China censors Oscar nom mentions


BEIJING -- China's official media censored Oscar nominations coverage, cutting mention of the selection of an HBO documentary about the 2008 Sichuan earthquake.

The 39-minute film, "China's Unnatural Disaster: The Tears of Sichuan Province," by Matthew O'Neil and Jon Alpert, is up for an award for Best Documentary, short subject, on March 7.

It follows several groups of grieving Chinese parents protesting Communist Party officials' stonewalling accusations that corruption led to shoddy construction, ultimately resulting in the children's deaths.

An English-language report in the state-run Global Times mentioned the film's nomination on Thursday, while the few Chinese-language mentions -- in online reports turned up via search engine Baidu and on Web portal Sina.com -- cut the words "unnatural disaster" from the translated title.

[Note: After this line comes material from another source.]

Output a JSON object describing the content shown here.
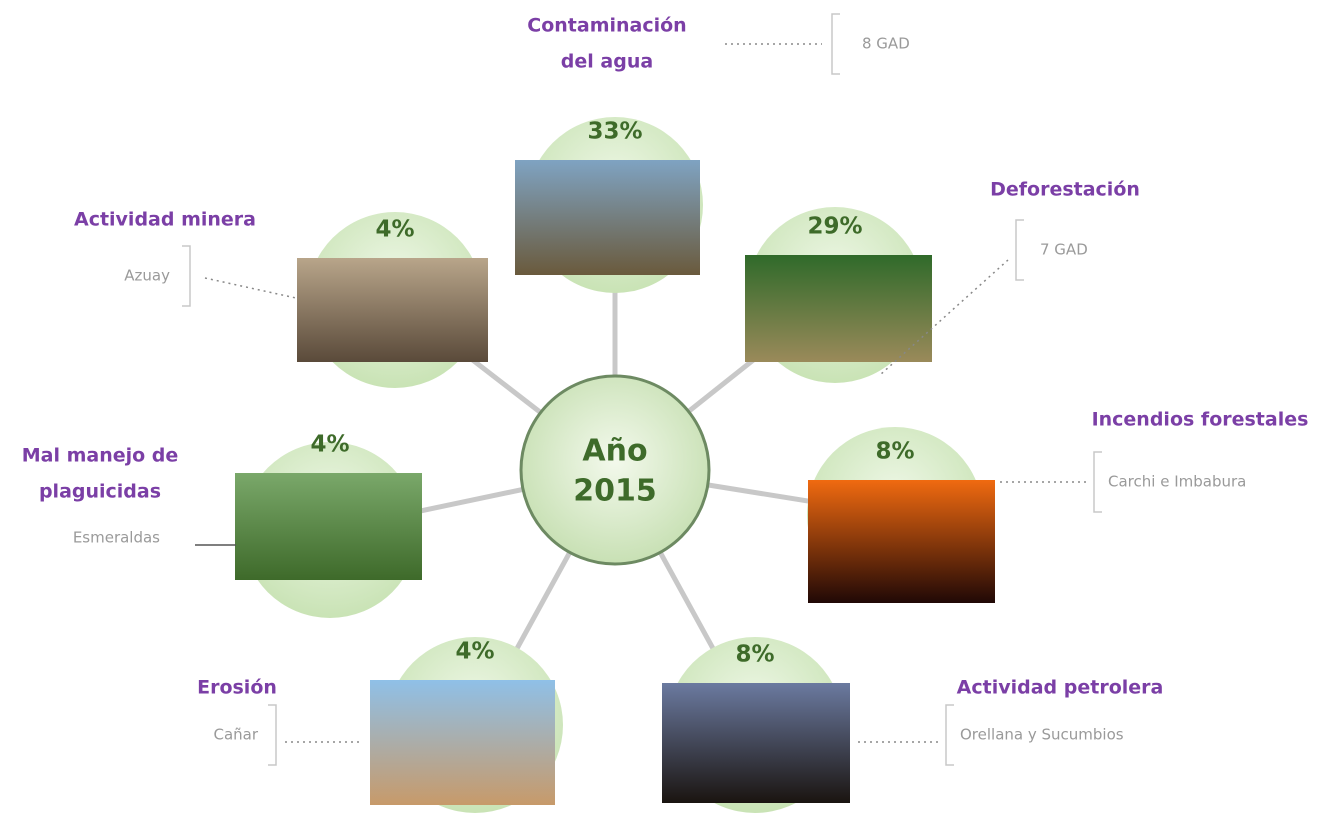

Official Oscar nominee reports by the Xinhua News Agency and other state-run media omitted the HBO film altogether. Beijing censors regularly command editors to tailor news to the one-party government's view of what is okay for the public to read.

Chinese media, like mainstream media around the world, tend to focus the bulk of its Oscars coverage on celebrities.

"This time, they stayed away from documentaries entirely because it's two American filmmakers making a documentary about a very sensitive Chinese subject," said Ruby Yang, the Chinese-American director of the 2007 Oscar-winning AIDS documentary "The Blood of Yingzhou District."

Yang's 2007 Oscar acceptance speech for her film about China's AIDS problem was cut from China Central Television's nationwide broadcast but shown on smaller regional channels, she said.

In the HBO film about the Sichuan quake, one interviewee calls government-built schools "tofu construction," while another holds up a brick to show how easy it was to brush off the "mortar" that failed to hold the buildings up.

Nearly 70,000 people were killed in the quake, including at least 5,335 children, according to official data released a year after the disaster.

The HBO film was programmed into the September Beijing Independent Documentary Film Festival but ran into problems when the filmmakers were invited to China to present their work.

"During the showing we had no problem, but when we invited the filmmakers they were denied a visa by the government," said Zhu Rikui, programmer for the annual event.

Yang said that other recent documentaries about China, such as "Petition" by director Zhao Liang, which screened at Cannes last year, and "14:28," another film about the Sichuan quake, were signs that the medium was strong despite adverse conditions.

"There are a lot of good documentaries made in China each year, but as they often touch on sensitive topics they're unlikely to get much coverage," Yang said.